While they make up only a tiny percentage of the total number of churches, the new breed of megachurches, typically found in suburbia, accounts for perhaps 7 percent of weekly church attendance, according to Scott Thumma, a sociologist of religion at the Hartford [Conn.] Institute for Religion Research. The churches are often unaffiliated with particular denominations, and they span a broad range of beliefs and practices. Taken as a whole, however, their memberships add up to perhaps 7 million people or more—the equivalent of the third-largest religious group in the country, says Thumma, trailing only Roman Catholics and Southern Baptists (with whom their membership overlaps somewhat).

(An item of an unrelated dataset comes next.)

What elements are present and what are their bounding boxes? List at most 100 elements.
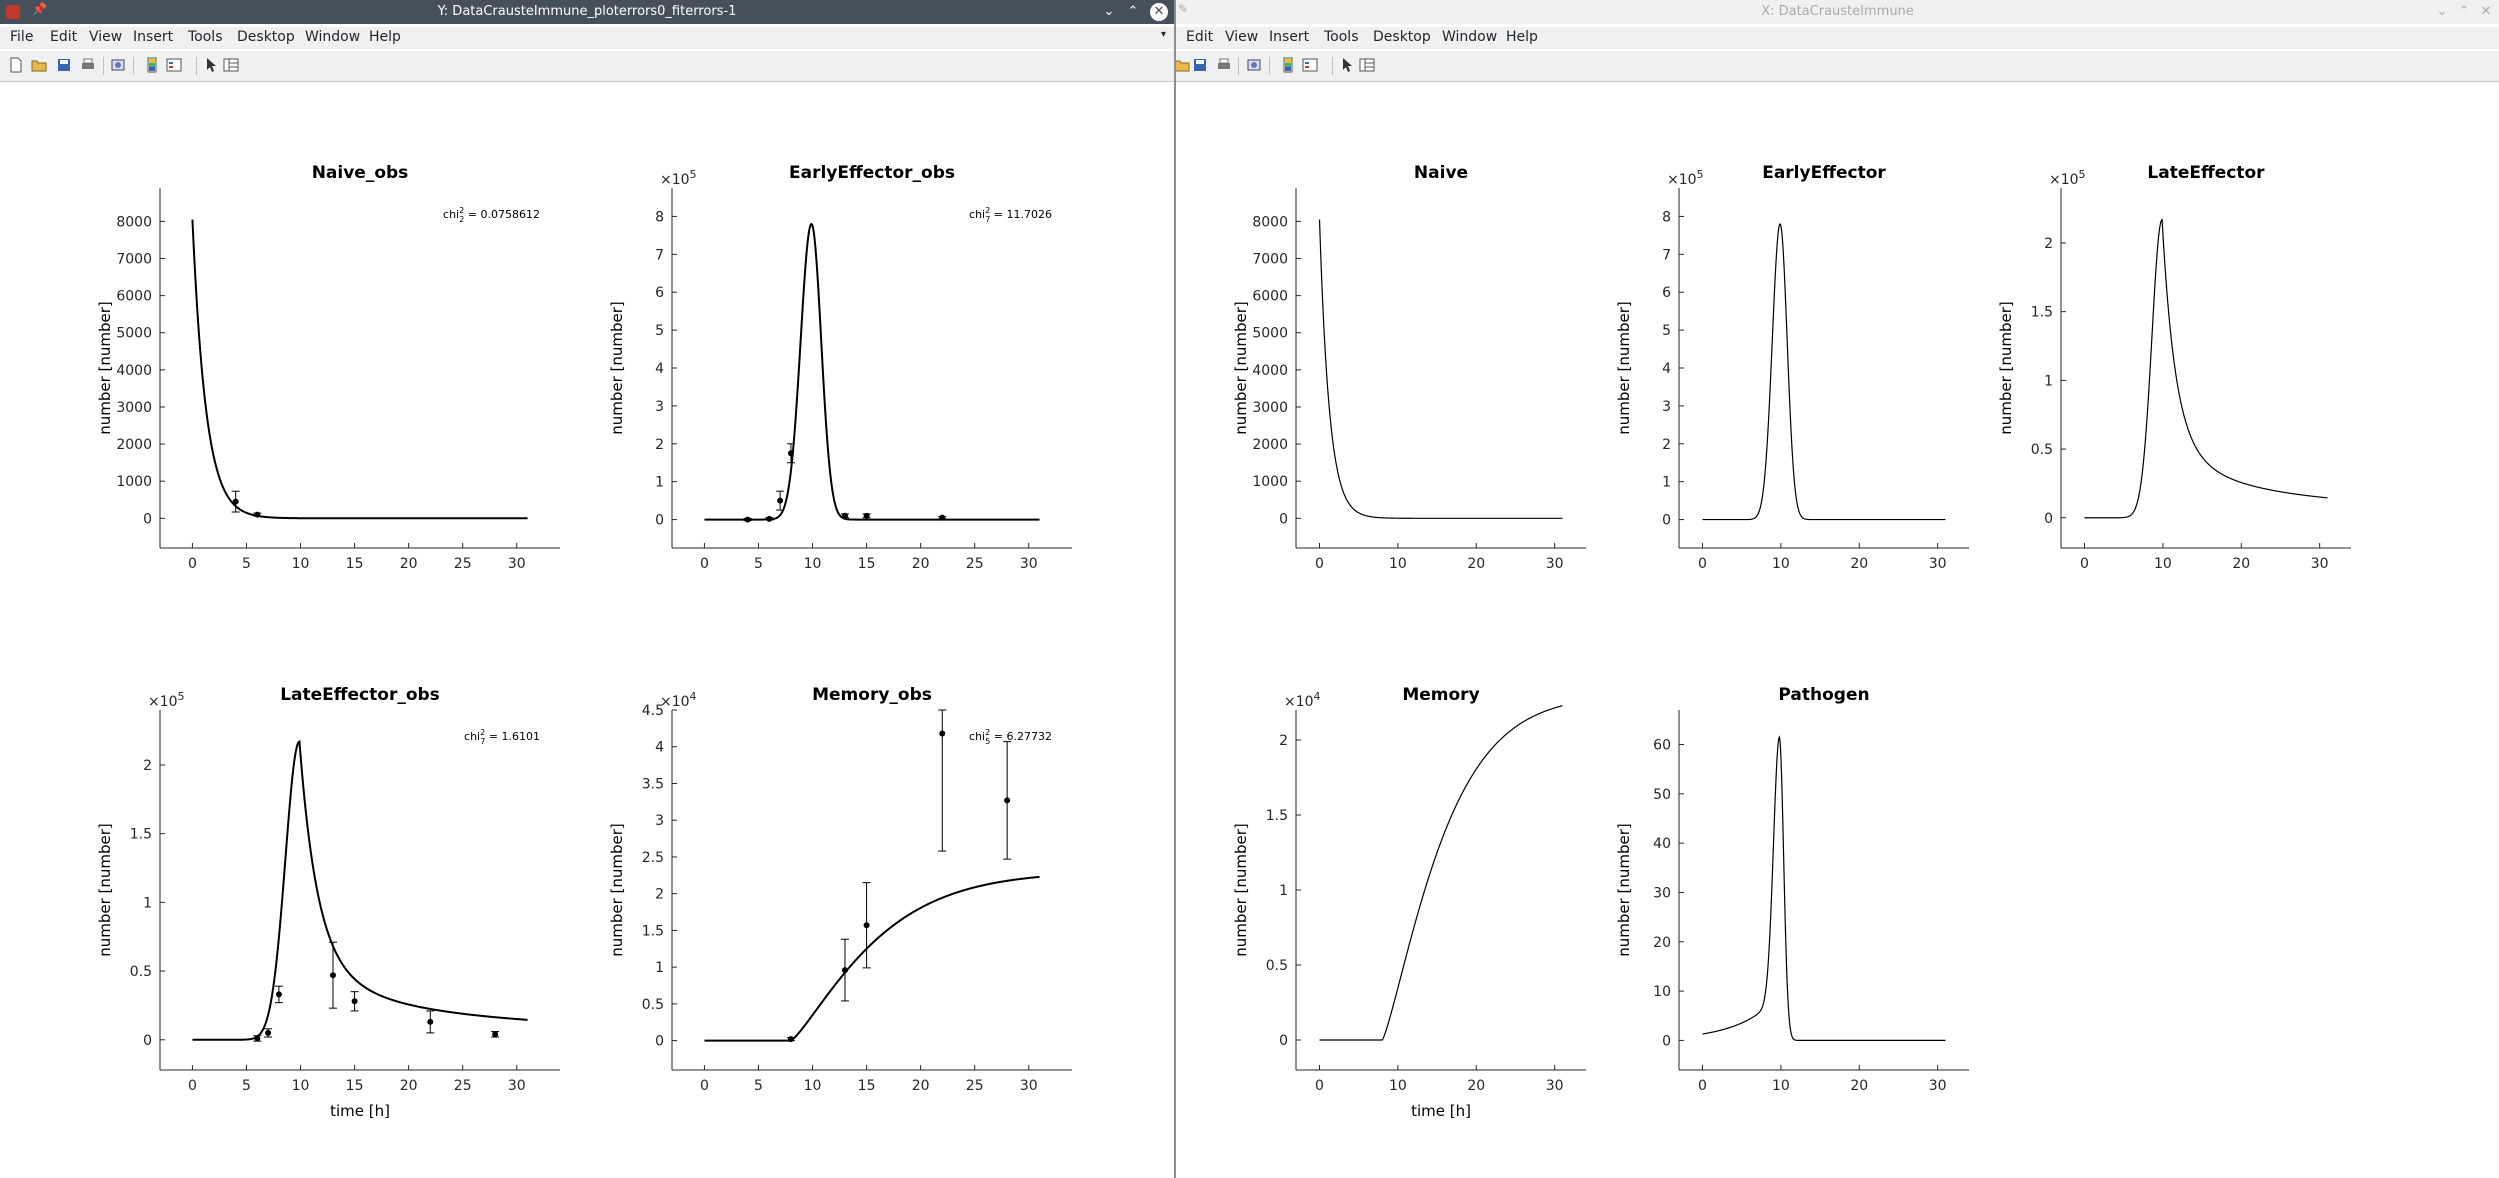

What's more, the megachurches are growing at the expense of other churches. "Overall church attendance is not going up. People are going to megachurches from other churches," Chaves says. One factor driving growth, he adds, is cost. "You may have to go to a larger church to get quality, such as a youth minister and more programs, or better facilities."
Bishop Noel Jones of the City of Refuge Church of LA agrees:
Because unless I take the mystical and apply it to your everyday life, then of course, you’re just sitting there in another debate, in another philosophical situation. So it’s got to go psychological today, that’s why mega churches are mega churches. Not because they meet, they grab a lot of people off the street. Because mega-churches grow from, at the expense of, smaller churches who don’t have the technique.
So, let us compare real growth in Christianity with real growth in irreligion. Let us compare this sort of trend to that of godlessness/irreligion, as I've wrote before. The SUNY ARIS survey (the largest self-reporting religious survey ever published) rather conclusively showed that the number of people who went from any religion to no religion increased by 23% over the years studied (1990-2001). In their words, the researchers note:
The top three "gainers" in America's vast religious market place appear to be Evangelical Christians, those describing themselves as Non-Denominational Christians and those who profess no religion. Looking at patterns of religious change from this perspective, the evidence points as much to the rejection of faith as to the seeking of faith among American adults. Indeed, among those who previously had no religion, just 5% report current identification with one or another of the major religions.
The raw number of "no religion" folks swamps the Evangelicals by about 30-fold and non-denoms by about 14-fold. In numerical form, the "no religion" switch from some prior religion increased by approx. 6.6 million persons, and those "switching out" were approx. 1.1 million persons = approx. 5.5 million net deconverts.

Do the math on this, and you'll see that no other category even comes close. Not one. The next highest number of net converts is 1.4 million for "Christian" (fourfold less) and then 600,000 for "Pentecostal". So, you may want to start checking the data before baldly asserting that "godlessness" is somehow waning, or that fundamentalism is waxing. On the contrary, the former is waxing full, and the latter is pitiful in comparison, given its net base.

See this data, in which Zuckerman estimates, and most sociologists agree, a minimum of 7% of Americans are either agnostic or atheist. This is different than "no religion", but these sorts of things are very vague. Consider, for instance, that a great number of those who answer “Christian” are only nominal in their faith -- they say that because they identify with the group via familial ties or infant baptism, but they have no relationship to a church and subscribe to little or no doctrines. Thus, when we add together all of the religious categories, we should keep this fact in mind, and realize that it is skewed a bit high by these factors. Alternatively, we expect the opposite sort of effect on the godless: When you consider the stigma against atheists, it certainly isn’t surprising that a lot of people aren’t “open” and are “closeted” atheists. The study proves my point — that those who claim godlessness is on the wane are not supported by evidence. And, those who claim that Christianity is on the rise in America are wrong, but on the rise globally (esp in poor, uneducated countries), they are right.

If I was a Christian, I'd think long and hard about that.